Слезы текли по щекам Эмили, но она, так же как и Роза, знала, что это слезы, которые она старалась сдержать весь предыдущий день. Печальная история была просто поводом, чтобы «открыть шлюзы».
Роза не пыталась успокоить ее. Слезы были необходимы для Эмили, как лекарство — для Джоша. И к тому времени как Роза собралась уходить, Эмили уже справилась со слабостью и почувствовала себя лучше.
Глава 26
Эмили провела мучительную ночь, наблюдая, как Джош бьется в тисках лихорадки. К утру, когда на горизонте появилось солнце, дух Эмили начал слабеть.
Всю ночь она силой заставляла раненого принимать лекарство, неукоснительно соблюдая интервалы, остужала горячую голову Джоша холодными компрессами, приподнимала его с подушек, чтобы влить воду в его спекшиеся от жара губы.
В отчаянии она наконец отбросила смущение и сняла с Маккензи всю одежду, чтобы протереть его взмокшее от болезненного пота тело. Эмили никогда раньше не видела обнаженного мужчины и сначала смутилась, очарованная прекрасной симметрией мускулистого, сильного тела.

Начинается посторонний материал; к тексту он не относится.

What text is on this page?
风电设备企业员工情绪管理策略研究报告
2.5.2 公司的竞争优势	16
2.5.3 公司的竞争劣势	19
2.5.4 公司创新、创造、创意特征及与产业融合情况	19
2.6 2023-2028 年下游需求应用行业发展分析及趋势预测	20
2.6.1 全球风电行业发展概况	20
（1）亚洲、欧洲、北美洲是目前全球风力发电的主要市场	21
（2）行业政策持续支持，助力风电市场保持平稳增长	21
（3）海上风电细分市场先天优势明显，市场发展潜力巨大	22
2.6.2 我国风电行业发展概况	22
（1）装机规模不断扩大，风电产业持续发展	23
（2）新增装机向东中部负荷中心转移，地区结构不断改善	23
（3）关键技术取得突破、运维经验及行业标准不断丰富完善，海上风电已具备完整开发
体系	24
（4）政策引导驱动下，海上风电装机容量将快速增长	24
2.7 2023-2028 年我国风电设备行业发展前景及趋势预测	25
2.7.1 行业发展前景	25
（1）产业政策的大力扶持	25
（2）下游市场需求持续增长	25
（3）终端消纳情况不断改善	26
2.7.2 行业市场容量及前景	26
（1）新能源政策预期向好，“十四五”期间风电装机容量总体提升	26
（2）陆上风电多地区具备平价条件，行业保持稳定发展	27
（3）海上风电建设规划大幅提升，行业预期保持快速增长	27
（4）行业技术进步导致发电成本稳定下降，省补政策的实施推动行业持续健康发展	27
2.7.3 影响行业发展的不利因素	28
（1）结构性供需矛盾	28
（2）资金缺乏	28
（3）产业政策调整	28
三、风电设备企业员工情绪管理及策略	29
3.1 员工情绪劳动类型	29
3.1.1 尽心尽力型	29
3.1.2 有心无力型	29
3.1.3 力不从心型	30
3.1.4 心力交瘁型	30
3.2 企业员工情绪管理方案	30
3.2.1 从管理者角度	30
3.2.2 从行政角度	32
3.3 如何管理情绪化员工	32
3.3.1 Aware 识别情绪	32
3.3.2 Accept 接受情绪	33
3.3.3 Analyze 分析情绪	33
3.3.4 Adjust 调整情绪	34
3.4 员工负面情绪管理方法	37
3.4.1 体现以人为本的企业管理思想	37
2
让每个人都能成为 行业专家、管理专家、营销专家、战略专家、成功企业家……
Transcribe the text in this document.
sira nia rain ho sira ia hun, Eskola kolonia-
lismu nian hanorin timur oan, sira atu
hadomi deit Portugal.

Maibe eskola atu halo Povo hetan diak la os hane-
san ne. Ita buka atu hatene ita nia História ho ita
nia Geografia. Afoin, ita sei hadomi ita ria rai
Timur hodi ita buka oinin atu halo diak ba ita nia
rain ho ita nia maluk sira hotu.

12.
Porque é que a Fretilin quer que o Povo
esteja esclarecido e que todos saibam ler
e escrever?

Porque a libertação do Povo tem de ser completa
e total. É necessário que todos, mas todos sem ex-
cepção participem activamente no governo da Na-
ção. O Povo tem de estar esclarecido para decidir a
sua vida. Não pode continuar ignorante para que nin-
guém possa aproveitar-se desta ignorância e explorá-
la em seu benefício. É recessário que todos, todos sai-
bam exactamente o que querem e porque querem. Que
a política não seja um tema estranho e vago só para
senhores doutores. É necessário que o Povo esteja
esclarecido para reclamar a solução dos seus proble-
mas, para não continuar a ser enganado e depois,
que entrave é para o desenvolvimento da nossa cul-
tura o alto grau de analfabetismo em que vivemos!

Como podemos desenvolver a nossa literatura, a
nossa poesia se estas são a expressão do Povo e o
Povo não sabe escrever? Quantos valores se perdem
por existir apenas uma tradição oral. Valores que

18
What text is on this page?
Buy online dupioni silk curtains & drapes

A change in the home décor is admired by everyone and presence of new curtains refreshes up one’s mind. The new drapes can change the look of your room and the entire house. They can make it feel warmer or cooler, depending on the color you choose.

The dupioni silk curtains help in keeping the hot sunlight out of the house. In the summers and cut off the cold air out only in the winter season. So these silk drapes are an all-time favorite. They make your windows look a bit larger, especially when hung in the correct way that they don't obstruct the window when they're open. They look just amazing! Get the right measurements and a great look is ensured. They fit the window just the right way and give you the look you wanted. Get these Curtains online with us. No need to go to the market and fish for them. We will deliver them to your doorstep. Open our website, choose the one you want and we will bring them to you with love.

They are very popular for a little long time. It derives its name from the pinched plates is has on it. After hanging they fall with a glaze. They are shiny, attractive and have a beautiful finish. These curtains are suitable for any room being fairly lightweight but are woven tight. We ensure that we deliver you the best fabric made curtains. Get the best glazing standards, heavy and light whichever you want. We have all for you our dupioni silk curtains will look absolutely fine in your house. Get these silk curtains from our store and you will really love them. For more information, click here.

Любовно прикасаясь к нему, она нежными движениями протерла его могучие плечи и грудь, длинные мускулистые ноги. Ее переполняло тайное чувство обладания — ведь никто, кроме нее, не имеет права видеть эту красоту.
Гигиеническая процедура, по всей видимости, облегчила состояние Джоша, и он лежал тихо. Эмили хотела осуществить свое вчерашнее намерение и побрить его, но пришлось от этого отказаться, потому что скоро он снова стал беспокойным.
Приход доктора не принес ничего нового. Он невозмутимо проверил состояние раны и поменял повязку, затем велел девушке продолжать давать Джошу лекарство и время от времени протирать его и ушел, по-отцовски похлопав ее по плечу.
Вскоре после доктора пришла Роза с корзинкой еды. Эмили согласилась выпить горячего чая, но от бульона с булочками отказалась.
Роза села на стул и скрестила руки на груди.
— Я не уйду отсюда до тех пор, пока ты что-нибудь не съешь. Ты ведь знаешь, какой нрав у Ян Чена. Я не осмелюсь явиться пред его очами с полной корзинкой!
— Роза, я не могу. Я совсем не голодна. Вздохнув, Роза подняла корзинку.
— Ну ладно. Если Ян Чен не зарежет меня своим тесаком для мяса, то я приду после ленча. Может быть, к тому времени ты захочешь что-нибудь съесть. Ты не поможешь Джошу тем, что будешь истязать себя голодом.
— Да, я понимаю. Я тебе обещаю потом что-нибудь съесть. Ко времени ленча состояние Джоша заметно улучшилось.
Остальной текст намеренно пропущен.